Hint: Charles is one of the important laws in the gaseous state. Charles' law was proposed by J.A.C. Charles. This law is used to study the relationship volume of a gas and its temperature. In Charles' law the mass of the system and pressure of the system is constant. The Combination of Charles law, Boyle's law and Avogadro’s hypothesis is known as the ideal gas equation.
Formula used:
Moles are defined as the given mass of the molecule is divided by the molecular mass of the molecule.
\[{\text{moles}}{\text{ = }}\dfrac{{{\text{mass}}{\text{of molecule}}}}{{{\text{molecular weight of the molecule}}}}\]
The molecular weight of the molecule is dependent on the atomic weight of the atom present in the molecule. The molecular weight of the molecule is equal to the sum of the molecular weight of the atom and the number of the respective atoms in the molecule.

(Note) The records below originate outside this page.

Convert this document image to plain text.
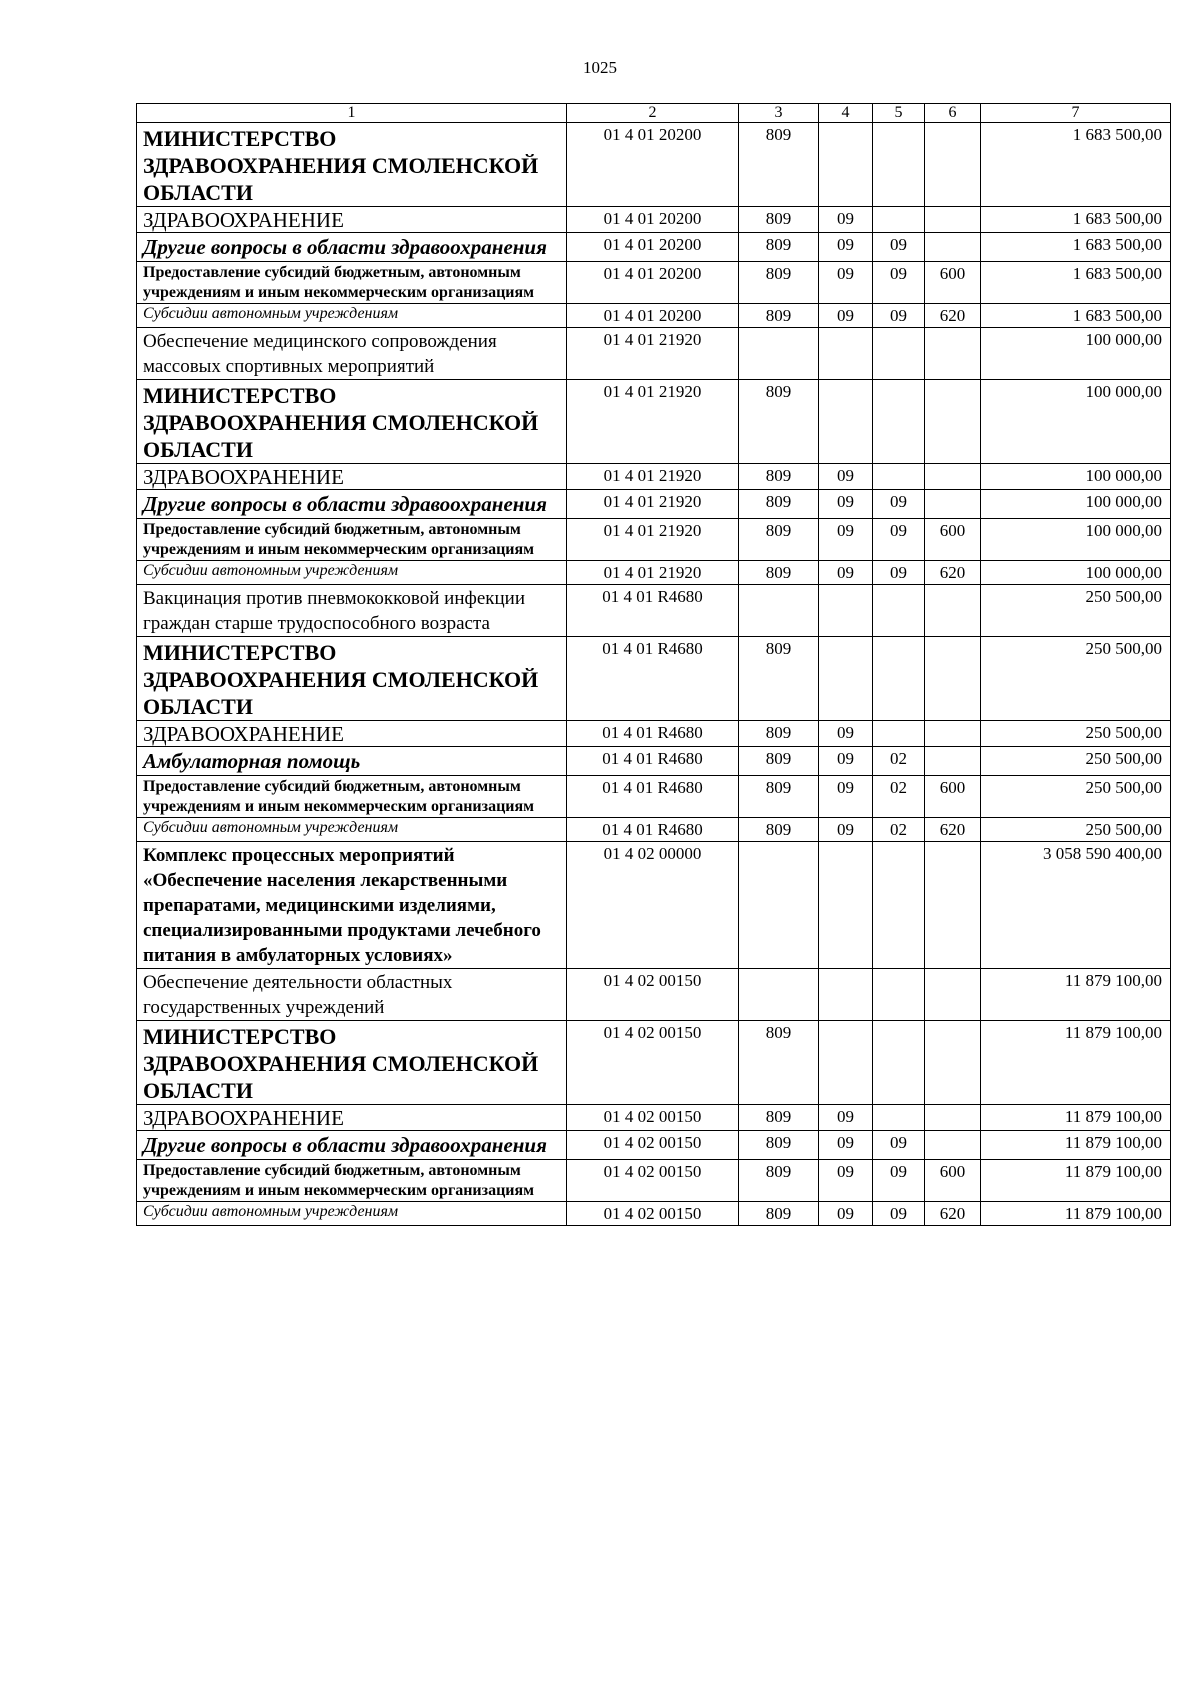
1025
1	2	3	4	5	6	7
МИНИСТЕРСТВО ЗДРАВООХРАНЕНИЯ СМОЛЕНСКОЙ ОБЛАСТИ	01 4 01 20200	809				1 683 500,00
ЗДРАВООХРАНЕНИЕ	01 4 01 20200	809	09			1 683 500,00
Другие вопросы в области здравоохранения	01 4 01 20200	809	09	09		1 683 500,00
Предоставление субсидий бюджетным, автономным учреждениям и иным некоммерческим организациям	01 4 01 20200	809	09	09	600	1 683 500,00
Субсидии автономным учреждениям	01 4 01 20200	809	09	09	620	1 683 500,00
Обеспечение медицинского сопровождения массовых спортивных мероприятий	01 4 01 21920					100 000,00
МИНИСТЕРСТВО ЗДРАВООХРАНЕНИЯ СМОЛЕНСКОЙ ОБЛАСТИ	01 4 01 21920	809				100 000,00
ЗДРАВООХРАНЕНИЕ	01 4 01 21920	809	09			100 000,00
Другие вопросы в области здравоохранения	01 4 01 21920	809	09	09		100 000,00
Предоставление субсидий бюджетным, автономным учреждениям и иным некоммерческим организациям	01 4 01 21920	809	09	09	600	100 000,00
Субсидии автономным учреждениям	01 4 01 21920	809	09	09	620	100 000,00
Вакцинация против пневмококковой инфекции граждан старше трудоспособного возраста	01 4 01 R4680					250 500,00
МИНИСТЕРСТВО ЗДРАВООХРАНЕНИЯ СМОЛЕНСКОЙ ОБЛАСТИ	01 4 01 R4680	809				250 500,00
ЗДРАВООХРАНЕНИЕ	01 4 01 R4680	809	09			250 500,00
Амбулаторная помощь	01 4 01 R4680	809	09	02		250 500,00
Предоставление субсидий бюджетным, автономным учреждениям и иным некоммерческим организациям	01 4 01 R4680	809	09	02	600	250 500,00
Субсидии автономным учреждениям	01 4 01 R4680	809	09	02	620	250 500,00
Комплекс процессных мероприятий «Обеспечение населения лекарственными препаратами, медицинскими изделиями, специализированными продуктами лечебного питания в амбулаторных условиях»	01 4 02 00000					3 058 590 400,00
Обеспечение деятельности областных государственных учреждений	01 4 02 00150					11 879 100,00
МИНИСТЕРСТВО ЗДРАВООХРАНЕНИЯ СМОЛЕНСКОЙ ОБЛАСТИ	01 4 02 00150	809				11 879 100,00
ЗДРАВООХРАНЕНИЕ	01 4 02 00150	809	09			11 879 100,00
Другие вопросы в области здравоохранения	01 4 02 00150	809	09	09		11 879 100,00
Предоставление субсидий бюджетным, автономным учреждениям и иным некоммерческим организациям	01 4 02 00150	809	09	09	600	11 879 100,00
Субсидии автономным учреждениям	01 4 02 00150	809	09	09	620	11 879 100,00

\[\text{Molecular Weight} = \text{Number of atoms} \times \text{Atomic Weight Of The Atom}\]
The ideal gas equation depends on the pressure, temperature, number of moles, volume of the gas molecules in ideal condition.
The ideal gas equation is,
\[PV = nRT\]
Here, the pressure of the gas is P
The volume of the gas is V
The temperature of the gas in kelvin is T
Gas constant is R
The number of moles of the Gas molecules is n
Formula for convert degree Celsius to kelvin in temperature
\[kelvin \]= \[ degree + 273\]

Complete answer:
Given,
Temperature at degree = \[27^\circ C\]
Temperature at kelvin = \[27 + 273 = 300k\]
Gas constant, R=\[R = 0.08206Latm/kmol\]
The pressure of the gas is \[780mm\].
 The carbon dioxide has one carbon atom and two oxygen atoms in the molecular formula.
The atomic weight of carbon is \[12g\].
The atomic weight of oxygen is \[16g\].
The molecular mass of carbon dioxide is,
$ = 12 + \left( {16 \times 2} \right)$
$ = 12 + 32 = 44g$
The number of moles of carbon dioxide present in \[11g\],
The given mass of carbon dioxide is \[11g\]
\[moles = \dfrac{{\text{mass of molecule}}}{{\text{molecular weight of the molecule}}}\]
\[moles = \dfrac{{11}}{{44}} = 0.25moles\]
The number of moles is \[0.25\] moles.
The ideal gas equation is
\[PV = nRT\]
We change the formula for calculate the volume of the gas,
\[V = \dfrac{{nRT}}{P}\]
We substitute the known values in formula
\[V = \dfrac{{0.25 \times 0.08206 \times 300 \times 760}}{{780}} = 6litre\]
The volume occupied by \[11g\] of carbon dioxide at \[27^\circ C\] and \[780mm\] of $Hg$ pressure is \[6litre\].
According to the above discussion and calculation, we conclude the volume occupied by \[11g\]of carbon dioxide at \[27^\circ C\] and \[780mm\] of $Hg$ pressure is \[6litre\].

Note:
We have to know that the air is nothing but a mixture of the gases. The mixture of the gas in the air are major in the form of nitrogen, oxygen, carbon dioxide and other gases. In the atmosphere approximately \[78\% \] of nitrogen, \[21\% \] of oxygen and remaining \[1\% \] of other gases in the world. The symbol of nitrogen is \[N\] and oxygen is \[O\]. The natural form of nitrogen and oxygen gases are diatomic. The diatomic nature of nitrogen and oxygen gases are \[{N_2}\] and \[{O_2}\].